What I find most conflicting about this is that it was hard enough for me to adjust to being "Mama" in the first place. The whole idea of being someone's mother, especially since we had to wait for a while to have her in our lives making it almost unreal when she finally was, seemed foreign to me. Add to that the idea that I think of "Okaasan" as Gboy's mother since that's what the whole family calls her, and we have a strange mix. I don't think of myself as Okaasan at all. Peanut may as well be calling me Fred. I tried to explain this to my husband and he was really surprised to hear this. I reminded him that while the name "Okaasan" means something quite familiar and perhaps comfortable to him (having grown up with it all his life) it's unfamiliar to me. Furthermore, there's something frustrating about having someone else (or some other culture) dictate the terms of part of my relationship with my daughter which is sort of how this whole thing feels.

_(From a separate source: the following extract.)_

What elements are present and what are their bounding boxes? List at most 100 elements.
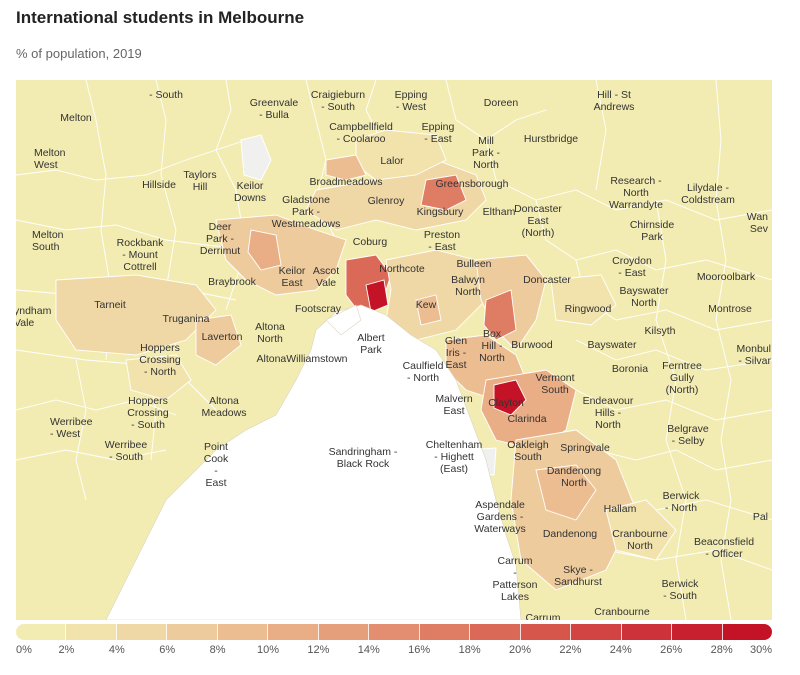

I'm able to see that there's something sweet about the fact that she's attached to me such that she'll call me both Mama and Okaasan to see which will get her the results she wants - i.e. me. I'm also able to see that this is just one of many of the interesting situations we're bound to run into in a bilingual/bicultural family. And for that I'm grateful; I'm grateful that Peanut has been exposed to both languages so much that she has a broad vocabulary of both English and Japanese already.

Wednesday, July 1, 2009

Coming out of the fog....

I'll be back with a more thoughtful post in the next few days. For now, I'm wondering, should I tell you about:
  • The fat lip Peanut got when she was running around the airport in Itami and fell down
  • Our fleeting but lovely meeting with Kim and her daughter in the Narita airport (Why oh why did we have to have such a short layover this time around when we usually get stuck there for 8 hours!)
  • "New in Town" - the movie I watched on the plane and loved if for no reason other than that it was in English and joked about cold winters and lots of snow - struck me as incredibly funny
  • Salami, lamb, feta cheese and the lovely foods I've been rediscovering here in the U.S.
  • Connecting with old friends in Seattle
  • Missing new Osaka friends
  • Visits to half a dozen parks to see which might be Peanut's favorites
  • Recovering from jet lag in what feels like record time
  • Having to clean the house much more than I anticipated (wishful thinking had me convinced our bachelor friend would have hired a housekeeper before he left)
  • Talking to my family on the telephone and reveling in our proximity
  • Today's visit to the zoo - who knew goats would inspire my daughter to cry when separated from them?
  • How much I hate packing and unpacking and moving in general (okay we didn't exactly move but it sort of feels like it)
  • American television - I don't even care what I watch - I'm loving it!!
  • My library is amazing and I have about 25 books checked out that I'm trying to read as fast as I can - just finished this escapist bit
  • My cake baking project for the summer - I've got The Cake Bible and plan to use it!
  • Amazing blue skies and perfect temperatures with no humidity



The view and weather two days after our return.